Well... long story short... I prepared the files, designed the album at, and was all ready to go. I uploaded everything to the record-presser's site. The last stage was a form to certify ownership of the materials uploaded. Then it hits me right in the face. I use samples heavily. Samples from recognizable pop-culture references. I never cared if they were others intellectual property because I wasn't selling or distributing anything. I thought of it as found pieces in collage hanging in my home that only my friends would see. Because pressing a record was a bit of an afterthought, I had prepared a work that wasn't mine to reproduce, even if intended just to give away. I stopped. The image above is the in-progres art for the unreleasable album.

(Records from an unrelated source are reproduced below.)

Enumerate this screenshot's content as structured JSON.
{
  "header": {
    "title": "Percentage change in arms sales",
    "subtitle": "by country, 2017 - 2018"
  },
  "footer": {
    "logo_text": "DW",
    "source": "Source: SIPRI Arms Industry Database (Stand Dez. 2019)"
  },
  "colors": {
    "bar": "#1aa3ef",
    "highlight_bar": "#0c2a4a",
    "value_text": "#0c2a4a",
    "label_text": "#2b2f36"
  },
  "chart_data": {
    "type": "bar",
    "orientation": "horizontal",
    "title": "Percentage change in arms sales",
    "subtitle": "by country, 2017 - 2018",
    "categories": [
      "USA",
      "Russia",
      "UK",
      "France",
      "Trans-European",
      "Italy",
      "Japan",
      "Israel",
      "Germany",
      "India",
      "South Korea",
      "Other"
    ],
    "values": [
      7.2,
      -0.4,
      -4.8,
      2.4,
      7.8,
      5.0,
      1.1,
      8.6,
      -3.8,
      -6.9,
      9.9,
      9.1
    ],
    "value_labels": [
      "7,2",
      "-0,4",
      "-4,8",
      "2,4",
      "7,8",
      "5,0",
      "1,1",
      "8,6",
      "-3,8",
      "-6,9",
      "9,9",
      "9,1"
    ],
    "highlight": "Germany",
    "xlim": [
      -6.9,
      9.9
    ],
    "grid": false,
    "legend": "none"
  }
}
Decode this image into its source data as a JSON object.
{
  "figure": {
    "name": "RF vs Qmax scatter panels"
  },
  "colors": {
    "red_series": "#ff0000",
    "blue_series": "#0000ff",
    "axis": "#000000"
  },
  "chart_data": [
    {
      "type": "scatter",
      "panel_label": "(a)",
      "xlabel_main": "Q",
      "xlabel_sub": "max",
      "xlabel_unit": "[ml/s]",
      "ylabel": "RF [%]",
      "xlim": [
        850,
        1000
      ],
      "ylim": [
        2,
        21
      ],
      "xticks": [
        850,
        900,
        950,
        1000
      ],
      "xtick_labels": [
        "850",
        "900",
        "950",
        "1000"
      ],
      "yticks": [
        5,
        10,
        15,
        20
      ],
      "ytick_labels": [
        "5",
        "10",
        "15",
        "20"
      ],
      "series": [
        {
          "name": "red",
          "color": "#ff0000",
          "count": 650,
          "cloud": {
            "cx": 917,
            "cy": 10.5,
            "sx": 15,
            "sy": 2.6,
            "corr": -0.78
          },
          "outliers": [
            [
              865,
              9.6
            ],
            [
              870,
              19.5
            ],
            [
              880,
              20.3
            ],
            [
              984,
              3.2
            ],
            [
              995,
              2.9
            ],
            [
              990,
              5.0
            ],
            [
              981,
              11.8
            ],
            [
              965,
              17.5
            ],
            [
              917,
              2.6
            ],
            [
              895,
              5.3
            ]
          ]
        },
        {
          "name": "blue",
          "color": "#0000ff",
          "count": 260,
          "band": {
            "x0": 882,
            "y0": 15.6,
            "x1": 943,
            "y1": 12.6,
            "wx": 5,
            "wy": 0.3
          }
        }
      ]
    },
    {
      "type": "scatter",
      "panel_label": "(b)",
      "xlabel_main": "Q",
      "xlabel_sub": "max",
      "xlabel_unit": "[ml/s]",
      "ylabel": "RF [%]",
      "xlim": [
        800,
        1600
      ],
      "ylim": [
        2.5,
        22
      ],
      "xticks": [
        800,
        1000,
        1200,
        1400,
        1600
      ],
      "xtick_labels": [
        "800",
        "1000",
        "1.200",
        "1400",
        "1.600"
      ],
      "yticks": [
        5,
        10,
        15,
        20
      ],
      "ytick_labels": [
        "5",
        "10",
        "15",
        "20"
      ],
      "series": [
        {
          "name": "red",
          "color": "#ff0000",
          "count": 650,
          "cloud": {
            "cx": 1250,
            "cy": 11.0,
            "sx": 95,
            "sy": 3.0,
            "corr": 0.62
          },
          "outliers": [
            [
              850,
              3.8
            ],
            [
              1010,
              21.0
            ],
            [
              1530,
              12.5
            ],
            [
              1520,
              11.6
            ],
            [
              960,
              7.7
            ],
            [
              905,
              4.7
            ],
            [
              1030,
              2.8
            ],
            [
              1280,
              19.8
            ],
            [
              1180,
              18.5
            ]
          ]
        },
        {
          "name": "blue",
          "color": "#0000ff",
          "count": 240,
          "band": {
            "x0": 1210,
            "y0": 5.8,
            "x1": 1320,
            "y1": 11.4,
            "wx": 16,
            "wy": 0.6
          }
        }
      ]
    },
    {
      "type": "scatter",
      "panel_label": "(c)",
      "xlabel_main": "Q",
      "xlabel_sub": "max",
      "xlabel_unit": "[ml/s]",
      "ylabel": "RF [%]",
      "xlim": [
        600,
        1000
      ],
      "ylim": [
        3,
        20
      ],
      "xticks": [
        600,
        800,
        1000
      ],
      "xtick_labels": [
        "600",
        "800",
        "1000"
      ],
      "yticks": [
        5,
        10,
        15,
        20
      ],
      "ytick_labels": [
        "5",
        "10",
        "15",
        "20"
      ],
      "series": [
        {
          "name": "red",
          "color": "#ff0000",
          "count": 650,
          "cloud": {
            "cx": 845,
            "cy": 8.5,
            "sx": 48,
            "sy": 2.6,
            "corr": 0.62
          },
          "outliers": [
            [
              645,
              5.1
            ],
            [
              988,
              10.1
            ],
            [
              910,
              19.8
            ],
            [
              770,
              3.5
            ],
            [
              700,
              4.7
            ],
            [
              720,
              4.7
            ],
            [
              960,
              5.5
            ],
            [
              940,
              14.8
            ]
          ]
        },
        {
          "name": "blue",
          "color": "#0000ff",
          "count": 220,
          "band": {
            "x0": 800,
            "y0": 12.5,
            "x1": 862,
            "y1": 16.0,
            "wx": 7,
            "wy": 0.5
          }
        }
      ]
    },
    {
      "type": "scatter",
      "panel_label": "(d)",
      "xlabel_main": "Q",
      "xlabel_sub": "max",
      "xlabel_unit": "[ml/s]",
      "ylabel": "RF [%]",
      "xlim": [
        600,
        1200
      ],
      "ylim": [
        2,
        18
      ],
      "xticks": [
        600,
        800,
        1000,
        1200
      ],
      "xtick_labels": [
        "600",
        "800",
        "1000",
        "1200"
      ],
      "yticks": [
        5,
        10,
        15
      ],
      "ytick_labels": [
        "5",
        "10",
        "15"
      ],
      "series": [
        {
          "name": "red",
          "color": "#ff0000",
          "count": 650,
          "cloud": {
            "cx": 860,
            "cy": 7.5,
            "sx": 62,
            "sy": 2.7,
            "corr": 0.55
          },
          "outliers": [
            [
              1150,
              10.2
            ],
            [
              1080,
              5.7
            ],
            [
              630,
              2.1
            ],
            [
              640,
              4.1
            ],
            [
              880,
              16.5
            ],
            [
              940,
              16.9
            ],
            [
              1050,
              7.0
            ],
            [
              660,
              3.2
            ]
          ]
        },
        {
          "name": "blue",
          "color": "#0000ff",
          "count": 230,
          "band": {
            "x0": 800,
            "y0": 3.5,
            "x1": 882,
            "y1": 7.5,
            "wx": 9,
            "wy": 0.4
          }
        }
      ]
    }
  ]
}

An interesting sidebar is that my beloved Roland sampler, mainstay of my recording arsenal for 20 years fatally broke down before I finished my February recording project. The situation forced me to complete several songs without samples. To my surprise, they turned out quite well. I realized I was probably using recognizable samples, and the cultural frames of reference they contained, as a bit of a crutch to distract from too much attention on my actual playing. These sample-free songs forced me to rethink my sampling approach.
In the end, I decided to only press a vinyl single of two songs that have no intellectual property issues. Those files have been sent, and the order delivered!
I also decided to move forward with a new sampling mandate. Creating the next block of songs would be done in a manner that only samples public domain sounds, or sounds I created myself, or otherwise own. The goal would be to create a body of work that I own enough to reproduce, distribute, and even sell, if I want. This is a meaningful evolution of my process, and I look forward to the challenge.